Smartsheet hat einen Remote Model Context Protocol (MCP) Server auf AWS aufgebaut, um KI-Agenten direkten Zugriff auf Daten und Funktionen der Plattform zu geben. Das System ermöglicht es Sprachmodellen und autonomen Agenten, mit Smartsheet-Daten zu arbeiten und dabei Workflows um Wochen zu verkürzen.
Smartsheet, eine Enterprise-Plattform für Projektmanagement und Workflow-Verwaltung, hat eine MCP-Serverarchitektur entwickelt, die KI-Assistenten wie Amazon Quick und Claude Desktop sowie intern das System Smart Assist befähigt, auf Smartsheet-Funktionen zuzugreifen. Damit können KI-Assistenten Projektdaten analysieren, Aufgaben aktualisieren, Sheets erstellen und Workspaces verwalten – alles über natürlichsprachige Schnittstellen. Das System unterstützt auch autonome KI-Agenten, die ohne menschliche Eingaben arbeiten und sich über die MCP-Schnittstelle koordinieren können – etwa beim Erfassen von Anforderungen, Auswahl von Aufgaben oder dem Anhängen von Testergebnissen.

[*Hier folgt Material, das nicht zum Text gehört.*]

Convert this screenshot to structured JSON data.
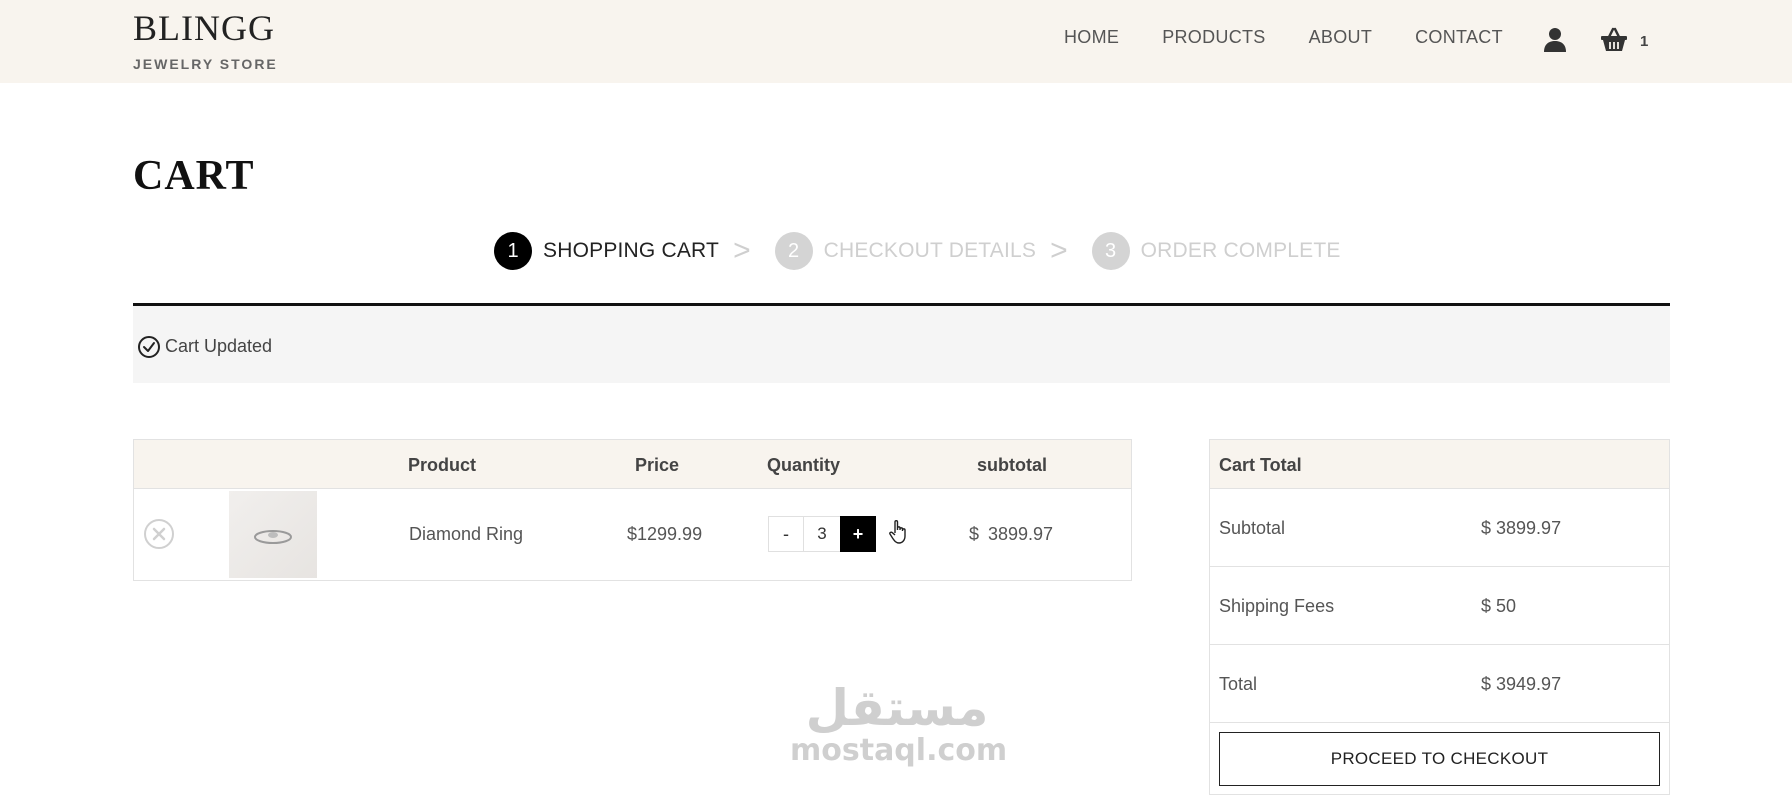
{
  "brand": {
    "name": "BLINGG",
    "subtitle": "JEWELRY STORE"
  },
  "nav": {
    "items": [
      "HOME",
      "PRODUCTS",
      "ABOUT",
      "CONTACT"
    ]
  },
  "header": {
    "user_icon": "user-icon",
    "cart_icon": "basket-icon",
    "cart_count": "1"
  },
  "page": {
    "title": "CART"
  },
  "steps": [
    {
      "num": "1",
      "label": "SHOPPING CART",
      "active": true
    },
    {
      "num": "2",
      "label": "CHECKOUT DETAILS",
      "active": false
    },
    {
      "num": "3",
      "label": "ORDER COMPLETE",
      "active": false
    }
  ],
  "step_separator": ">",
  "notice": {
    "text": "Cart Updated",
    "icon": "check-circle-icon"
  },
  "cart_table": {
    "headers": {
      "product": "Product",
      "price": "Price",
      "quantity": "Quantity",
      "subtotal": "subtotal"
    },
    "rows": [
      {
        "product": "Diamond Ring",
        "price": "$1299.99",
        "quantity": "3",
        "minus": "-",
        "plus": "+",
        "subtotal_currency": "$",
        "subtotal": "3899.97"
      }
    ]
  },
  "cart_total": {
    "title": "Cart Total",
    "rows": [
      {
        "label": "Subtotal",
        "value": "$ 3899.97"
      },
      {
        "label": "Shipping Fees",
        "value": "$ 50"
      },
      {
        "label": "Total",
        "value": "$ 3949.97"
      }
    ],
    "checkout_label": "PROCEED TO CHECKOUT"
  },
  "watermark": {
    "arabic": "مستقل",
    "latin": "mostaql.com"
  },
  "colors": {
    "header_bg": "#f8f4ee",
    "accent": "#000000",
    "inactive": "#d4d4d4",
    "notice_bg": "#f5f5f5"
  }
}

Die Architektur nutzt mehrere AWS-Services in der kritischen Datenschicht: AWS Fargate mit Amazon ECS für zustandslose Container, Amazon Kinesis Data Streams und Apache Flink für ereignisgesteuerte Datenerfassung, sowie Amazon Bedrock und Amazon Neptune für Sprachmodell-Inferenz und wissensgraphbasierte projektübergreifende Analysen. Anfragen durchlaufen ein API-Gateway-Layer mit AWS WAF, Shield und Application Load Balancer, bevor sie den MCP-Server erreichen. Von dort aus werden Transaktionen über Smartsheet-APIs durchgeführt und Insights aus einer auf Databricks und Neptune aufgebauten Intelligence-Layer abgerufen. Änderungsereignisse fließen über Kinesis und Flink in eine S3-gestützte Intelligence-Schicht nach dem Medallion-Architecture-Modell.
Ein zentrales Optimierungsmerkmal ist die AI-optimierte Schnittstelle des MCP-Servers, die Token-Kosten minimiert und Halluzinationen reduzieren soll. Nach eigenen Angaben hat Smartsheet durch diese Optimierungen seit dem Launch über 3 Milliarden Tokens eingespart. Ein einzelnes MCP-Layer bedient sowohl interne als auch externe Agenten mit derselben Infrastruktur, denselben Tools und Optimierungen – ein bewusstes architektonisches Design, das Entwicklung einmalig bedeutet und allen Clients zugute kommt.
Die KI-Traffic-Muster unterscheiden sich grundlegend von klassischen Request-Patterns: Agenten orchestrieren Sequenzen von Tool-Aufrufen in Sekundenschnelle, während das Sprachmodell dann pausiert und über Lösungen nachdenkt. Smartsheet nutzt dazu ECS Auto Scaling mit Target-Tracking-Richtlinien, um sowohl plötzliche Spitzen als auch anhaltenden Durchsatz zu bewältigen. Diese Skalierungsstrategie ist speziell auf die bursty Natur von Agentenverkehr ausgerichtet.